Assistiamo infatti ad un ampliamento delle forme di washing oltre i confini dei temi ambientali o in modo creativo rispetto agli stessi. Della catalogazione di queste nuove forme di washing si è occupato in un suo post su Linkedin Bruno Giussani, Global Curator di TED, il che mi ha stimolato a ragionarci su e a integrarle. A proposito, se chi legge ha voglia di confrontarsi con un pensiero libero e intelligente seguite Bruno QUI.
Ecco quindi le tante forme di washing a cui assistiamo:
– l’”ethics washing”, che si manifesta quando si dà l’impressione di affrontare in modo diffuso le problematiche etiche mentre questo avviene limitatamente ad alcune circostanze specifiche
– il “purpose washing”, che consiste nel dichiarare esplicitamente un purpose che corrisponde al “sentimento” del momento, senza che siano davvero sostenuti da azioni reali e dalla cultura aziendale
– l’”SDG washing”, che consiste nell’utilizzare il proprio contributo positivo ad alcuni degli SDG nascondendo l’impatto negativo su altri
– l’”ESG washing”, per il quale la mera adozione di un sistema di misurazione basato su indicatori di impatto ambientale, sociale e di governance, viene utilizzata per dare l’idea di essere di per sé sostenibili, portando a confondere il sistema di misurazione con la performance
– lo “youth washing”, quindi l’associazione ai giovani attivisti per l’ambiente, senza che questo significhi un vero e concreto impegno alla lotta al cambiamento climatico
– il “cause washing”, che ricorre quando si proclama il sostegno ad una causa sociale che di fatto si manifesta in iniziative sporadiche che non si riflettono in un impegno profondo dell’impresa. Ne è stato un esempio il “black washing” a cui abbiamo assistito in occasione dell’esplosione di attenzione generato sul tema dei diritti delle persone di colore grazie al movimento “Black lives matter”

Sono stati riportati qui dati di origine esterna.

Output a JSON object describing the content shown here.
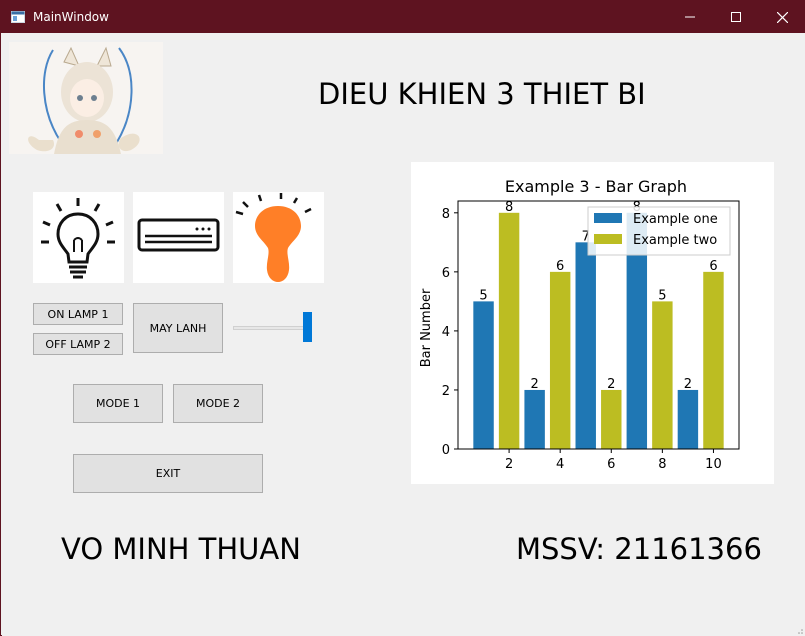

– il “pink washing”, che consiste nello strumentalizzare i movimenti femministi e, il peggio del peggio, la ricerca sui tumori al seno
– il “rainbow washing”, che sfrutta l’attenzione crescente ai temi dell’uguaglianza per caratterizzare un’impresa come sensibile agli stessi, senza che questo si rifletta o corrisponda a programmi concreti che la promuovano attraverso il supporto ai movimenti LGBT o l’adozione degli stessi principi di uguaglianza all’interno dell’impresa.
La “brutal honesty”
All’opposto di tutte queste forme di “washing” c’è il concetto di “Brutal Honesty”, quello secondo cui l’azienda è disponibile a pubblicare, proattivamente o su richiesta, tutte le informazioni su quello che ancora non fa bene. Siamo molto lontani, adottarlo significherebbe superare una resistenza culturale difficile da scalfire, ma è un concetto che quanto meno una riflessione la merita. Per esercitarsi consiglio di porsi una domanda: ”Cosa fa la mia impresa che non vorrei mai che fosse di dominio pubblico?”